Patrice @pkR-pkR thanks for this! There's no rush.

tuxette commented 10 months ago

@pkR-pkR : No rush indeed. Since Matthias has suggested deep modifications, tell me when you have a first version and I'll make my suggestion on that basis (next week at best probably).

tuxette commented 4 months ago

@pkR-pkR : There is no activity in this discussion since last October. There is no rush but I'm checking if you still plan to submit this proposal?

matthias-da commented 4 months ago

Alternative: I can imagine to completely re-write from scratch this ctv together with Raimon Tolosana-Delgado and Javier Palarea-Albaladejo. Both are experts in compositional data analysis and R and well-known in the community. What do you think?

zeileis commented 4 months ago

From the viewpoint of the CRAN Task View Editors it would be best if the different approaches to this topic could be resolved unanimously - with contributors from both sides! So maybe - now that some time has passed since the original proposal - you can coordinate a revision that you do jointly and that encompasses ideas from both sides?
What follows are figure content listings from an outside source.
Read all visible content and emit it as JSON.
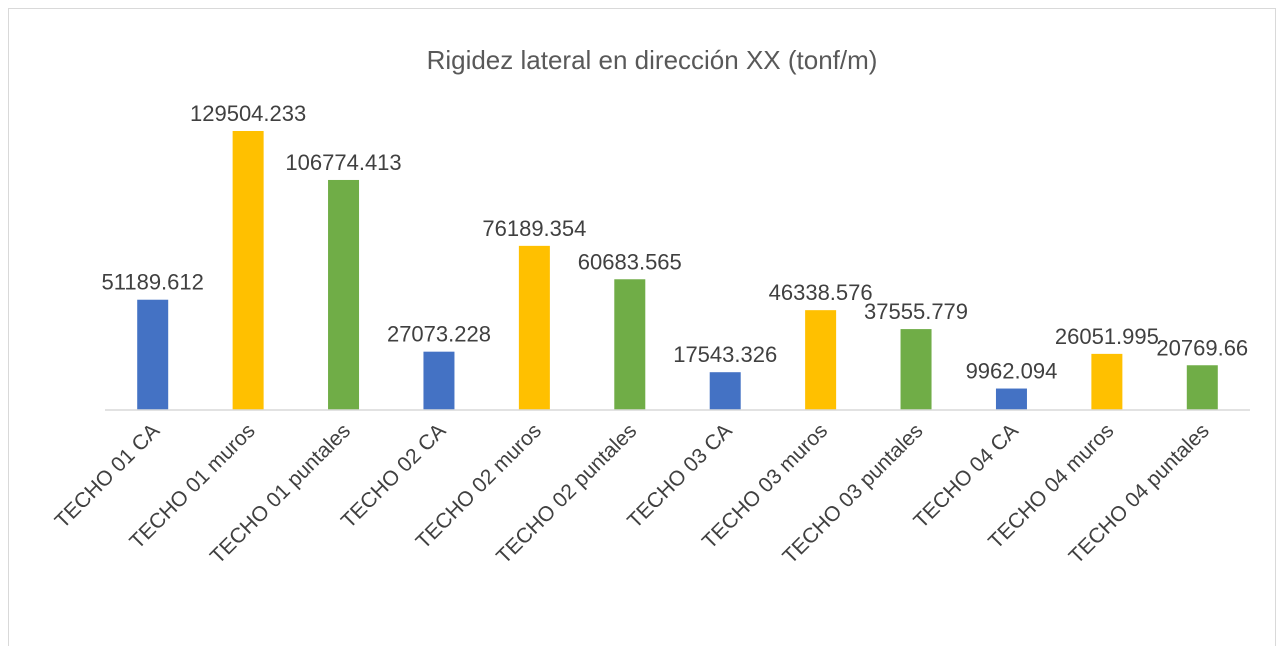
{
  "chart_data": {
    "type": "bar",
    "title": "Rigidez lateral en dirección XX (tonf/m)",
    "categories": [
      "TECHO 01 CA",
      "TECHO 01 muros",
      "TECHO 01 puntales",
      "TECHO 02 CA",
      "TECHO 02 muros",
      "TECHO 02 puntales",
      "TECHO 03 CA",
      "TECHO 03 muros",
      "TECHO 03 puntales",
      "TECHO 04 CA",
      "TECHO 04 muros",
      "TECHO 04 puntales"
    ],
    "values": [
      51189.612,
      129504.233,
      106774.413,
      27073.228,
      76189.354,
      60683.565,
      17543.326,
      46338.576,
      37555.779,
      9962.094,
      26051.995,
      20769.66
    ],
    "colors": [
      "#4472c4",
      "#ffc000",
      "#70ad47",
      "#4472c4",
      "#ffc000",
      "#70ad47",
      "#4472c4",
      "#ffc000",
      "#70ad47",
      "#4472c4",
      "#ffc000",
      "#70ad47"
    ]
  }
}
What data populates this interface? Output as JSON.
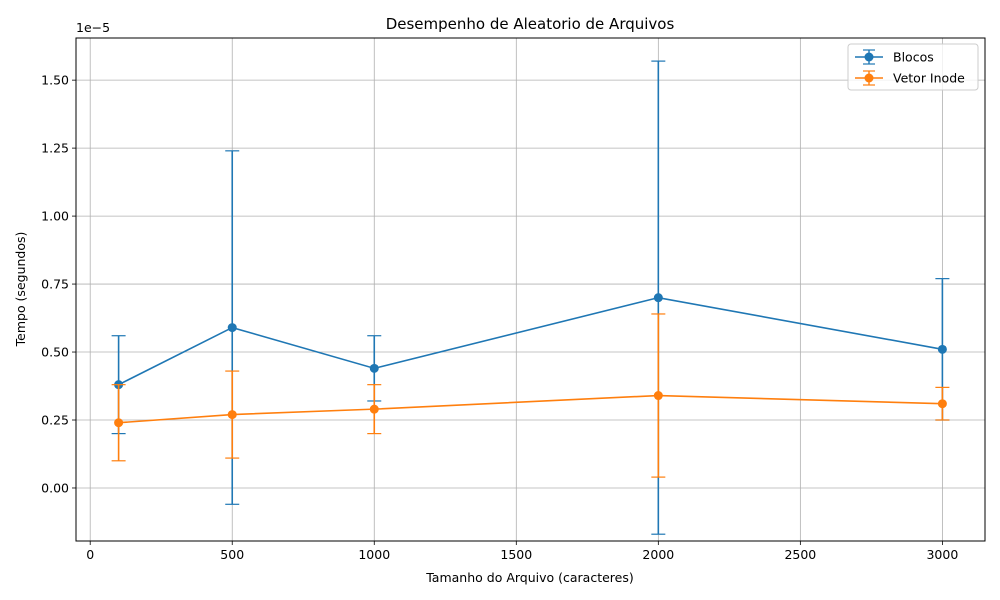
{
  "chart_data": {
    "type": "line",
    "title": "Desempenho de Aleatorio de Arquivos",
    "xlabel": "Tamanho do Arquivo (caracteres)",
    "ylabel": "Tempo (segundos)",
    "y_offset_label": "1e−5",
    "y_scale_factor": 1e-05,
    "xlim": [
      -50,
      3150
    ],
    "ylim": [
      -1.95e-06,
      1.655e-05
    ],
    "x_ticks": [
      0,
      500,
      1000,
      1500,
      2000,
      2500,
      3000
    ],
    "x_tick_labels": [
      "0",
      "500",
      "1000",
      "1500",
      "2000",
      "2500",
      "3000"
    ],
    "y_ticks": [
      0,
      2.5e-06,
      5e-06,
      7.5e-06,
      1e-05,
      1.25e-05,
      1.5e-05
    ],
    "y_tick_labels": [
      "0.00",
      "0.25",
      "0.50",
      "0.75",
      "1.00",
      "1.25",
      "1.50"
    ],
    "grid": true,
    "legend_position": "top-right",
    "x": [
      100,
      500,
      1000,
      2000,
      3000
    ],
    "series": [
      {
        "name": "Blocos",
        "color": "#1f77b4",
        "values": [
          3.8e-06,
          5.9e-06,
          4.4e-06,
          7e-06,
          5.1e-06
        ],
        "errors": [
          1.8e-06,
          6.5e-06,
          1.2e-06,
          8.7e-06,
          2.6e-06
        ]
      },
      {
        "name": "Vetor Inode",
        "color": "#ff7f0e",
        "values": [
          2.4e-06,
          2.7e-06,
          2.9e-06,
          3.4e-06,
          3.1e-06
        ],
        "errors": [
          1.4e-06,
          1.6e-06,
          9e-07,
          3e-06,
          6e-07
        ]
      }
    ]
  }
}
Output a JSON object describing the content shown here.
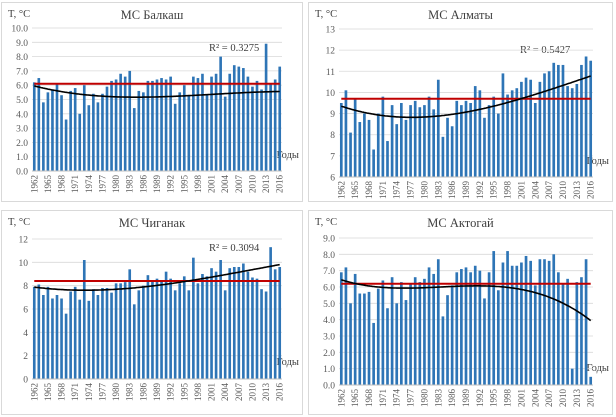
{
  "chart_data": [
    {
      "type": "bar",
      "title": "МС Балкаш",
      "ylabel": "T, °C",
      "xlabel": "Годы",
      "r2": "R² = 0.3275",
      "ylim": [
        0,
        10
      ],
      "ytick_step": 1,
      "ytick_decimals": 1,
      "years": [
        1962,
        1963,
        1964,
        1965,
        1966,
        1967,
        1968,
        1969,
        1970,
        1971,
        1972,
        1973,
        1974,
        1975,
        1976,
        1977,
        1978,
        1979,
        1980,
        1981,
        1982,
        1983,
        1984,
        1985,
        1986,
        1987,
        1988,
        1989,
        1990,
        1991,
        1992,
        1993,
        1994,
        1995,
        1996,
        1997,
        1998,
        1999,
        2000,
        2001,
        2002,
        2003,
        2004,
        2005,
        2006,
        2007,
        2008,
        2009,
        2010,
        2011,
        2012,
        2013,
        2014,
        2015,
        2016
      ],
      "xtick_labels": [
        "1962",
        "1965",
        "1968",
        "1971",
        "1974",
        "1977",
        "1980",
        "1983",
        "1986",
        "1989",
        "1992",
        "1995",
        "1998",
        "2001",
        "2004",
        "2007",
        "2010",
        "2013",
        "2016"
      ],
      "values": [
        6.2,
        6.5,
        4.8,
        5.5,
        5.7,
        6.1,
        5.3,
        3.6,
        5.6,
        5.8,
        4.0,
        6.0,
        4.6,
        5.4,
        4.8,
        5.4,
        5.9,
        6.3,
        6.4,
        6.8,
        6.6,
        7.0,
        4.4,
        5.6,
        5.5,
        6.3,
        6.3,
        6.4,
        6.5,
        6.4,
        6.6,
        4.7,
        5.5,
        6.0,
        5.3,
        6.6,
        6.5,
        6.8,
        5.3,
        6.6,
        6.8,
        8.0,
        5.2,
        6.8,
        7.4,
        7.3,
        7.2,
        6.6,
        5.9,
        6.3,
        5.7,
        8.9,
        6.1,
        6.4,
        7.3
      ],
      "mean": 6.1,
      "trend_coefs": [
        5.95,
        -0.0807,
        0.00251,
        -2.13e-05
      ],
      "bar_color": "#2e75b6",
      "mean_color": "#c00000",
      "trend_color": "#000000",
      "grid": true
    },
    {
      "type": "bar",
      "title": "МС Алматы",
      "ylabel": "T, °C",
      "xlabel": "Годы",
      "r2": "R² = 0.5427",
      "ylim": [
        6,
        13
      ],
      "ytick_step": 1,
      "ytick_decimals": 0,
      "years": [
        1962,
        1963,
        1964,
        1965,
        1966,
        1967,
        1968,
        1969,
        1970,
        1971,
        1972,
        1973,
        1974,
        1975,
        1976,
        1977,
        1978,
        1979,
        1980,
        1981,
        1982,
        1983,
        1984,
        1985,
        1986,
        1987,
        1988,
        1989,
        1990,
        1991,
        1992,
        1993,
        1994,
        1995,
        1996,
        1997,
        1998,
        1999,
        2000,
        2001,
        2002,
        2003,
        2004,
        2005,
        2006,
        2007,
        2008,
        2009,
        2010,
        2011,
        2012,
        2013,
        2014,
        2015,
        2016
      ],
      "xtick_labels": [
        "1962",
        "1965",
        "1968",
        "1971",
        "1974",
        "1977",
        "1980",
        "1983",
        "1986",
        "1989",
        "1992",
        "1995",
        "1998",
        "2001",
        "2004",
        "2007",
        "2010",
        "2013",
        "2016"
      ],
      "values": [
        9.5,
        10.1,
        8.1,
        9.7,
        8.6,
        9.0,
        8.7,
        7.3,
        9.0,
        9.8,
        7.7,
        9.4,
        8.5,
        9.5,
        8.7,
        9.4,
        9.6,
        9.3,
        9.4,
        9.8,
        9.2,
        10.6,
        7.9,
        8.8,
        8.4,
        9.6,
        9.4,
        9.6,
        9.5,
        10.3,
        10.1,
        8.8,
        9.4,
        9.8,
        9.0,
        10.9,
        9.9,
        10.1,
        10.2,
        10.5,
        10.7,
        10.6,
        9.5,
        10.5,
        10.9,
        11.0,
        11.4,
        11.3,
        11.3,
        10.3,
        10.2,
        10.4,
        11.3,
        11.7,
        11.5
      ],
      "mean": 9.7,
      "trend_coefs": [
        9.35,
        -0.0734,
        0.00282,
        -1.8e-05
      ],
      "bar_color": "#2e75b6",
      "mean_color": "#c00000",
      "trend_color": "#000000",
      "grid": true
    },
    {
      "type": "bar",
      "title": "МС Чиганак",
      "ylabel": "T, °C",
      "xlabel": "Годы",
      "r2": "R² = 0.3094",
      "ylim": [
        0,
        12
      ],
      "ytick_step": 2,
      "ytick_decimals": 0,
      "years": [
        1962,
        1963,
        1964,
        1965,
        1966,
        1967,
        1968,
        1969,
        1970,
        1971,
        1972,
        1973,
        1974,
        1975,
        1976,
        1977,
        1978,
        1979,
        1980,
        1981,
        1982,
        1983,
        1984,
        1985,
        1986,
        1987,
        1988,
        1989,
        1990,
        1991,
        1992,
        1993,
        1994,
        1995,
        1996,
        1997,
        1998,
        1999,
        2000,
        2001,
        2002,
        2003,
        2004,
        2005,
        2006,
        2007,
        2008,
        2009,
        2010,
        2011,
        2012,
        2013,
        2014,
        2015,
        2016
      ],
      "xtick_labels": [
        "1962",
        "1965",
        "1968",
        "1971",
        "1974",
        "1977",
        "1980",
        "1983",
        "1986",
        "1989",
        "1992",
        "1995",
        "1998",
        "2001",
        "2004",
        "2007",
        "2010",
        "2013",
        "2016"
      ],
      "values": [
        7.9,
        8.1,
        7.2,
        7.9,
        6.9,
        7.2,
        6.9,
        5.6,
        7.5,
        7.9,
        6.8,
        10.2,
        6.7,
        7.7,
        7.2,
        7.8,
        7.8,
        7.4,
        8.2,
        8.2,
        8.3,
        9.4,
        6.4,
        7.6,
        8.0,
        8.9,
        8.4,
        8.6,
        8.4,
        9.2,
        8.6,
        7.6,
        8.2,
        8.8,
        7.6,
        10.4,
        8.2,
        9.0,
        8.8,
        9.5,
        9.2,
        10.2,
        7.6,
        9.5,
        9.6,
        9.6,
        9.9,
        9.2,
        8.7,
        8.6,
        7.7,
        7.5,
        11.3,
        9.4,
        9.6
      ],
      "mean": 8.4,
      "trend_coefs": [
        7.88,
        -0.0505,
        0.00254,
        -1.75e-05
      ],
      "bar_color": "#2e75b6",
      "mean_color": "#c00000",
      "trend_color": "#000000",
      "grid": true
    },
    {
      "type": "bar",
      "title": "МС Актогай",
      "ylabel": "T, °C",
      "xlabel": "Годы",
      "r2": "",
      "ylim": [
        0,
        9
      ],
      "ytick_step": 1,
      "ytick_decimals": 1,
      "years": [
        1962,
        1963,
        1964,
        1965,
        1966,
        1967,
        1968,
        1969,
        1970,
        1971,
        1972,
        1973,
        1974,
        1975,
        1976,
        1977,
        1978,
        1979,
        1980,
        1981,
        1982,
        1983,
        1984,
        1985,
        1986,
        1987,
        1988,
        1989,
        1990,
        1991,
        1992,
        1993,
        1994,
        1995,
        1996,
        1997,
        1998,
        1999,
        2000,
        2001,
        2002,
        2003,
        2004,
        2005,
        2006,
        2007,
        2008,
        2009,
        2010,
        2011,
        2012,
        2013,
        2014,
        2015,
        2016
      ],
      "xtick_labels": [
        "1962",
        "1965",
        "1968",
        "1971",
        "1974",
        "1977",
        "1980",
        "1983",
        "1986",
        "1989",
        "1992",
        "1995",
        "1998",
        "2001",
        "2004",
        "2007",
        "2010",
        "2013",
        "2016"
      ],
      "values": [
        6.9,
        7.2,
        5.0,
        6.8,
        5.6,
        5.6,
        5.7,
        3.8,
        5.9,
        6.4,
        4.7,
        6.6,
        5.0,
        6.3,
        5.2,
        6.2,
        6.6,
        6.3,
        6.5,
        7.2,
        6.8,
        7.7,
        4.2,
        5.5,
        6.1,
        6.9,
        7.1,
        7.2,
        6.9,
        7.3,
        7.0,
        5.3,
        6.9,
        8.2,
        5.8,
        7.5,
        8.2,
        7.3,
        7.3,
        7.5,
        7.9,
        7.6,
        6.1,
        7.7,
        7.7,
        7.6,
        8.0,
        6.9,
        6.2,
        6.5,
        1.0,
        6.3,
        6.6,
        7.7,
        0.5
      ],
      "mean": 6.2,
      "trend_coefs": [
        6.44,
        -0.0882,
        0.00472,
        -7.3e-05
      ],
      "bar_color": "#2e75b6",
      "mean_color": "#c00000",
      "trend_color": "#000000",
      "grid": true
    }
  ]
}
That would be much preferred over a decision between two different teams of co-maintainers with different ideas.

matthias-da commented 4 months ago

Agree. I offered my participation as well as I listed the other suggestions of potential co-authors in October and it is still surely a good way to do so.

Best Matthias

zeileis commented 4 months ago

Thanks, Matthias, very much appreciated!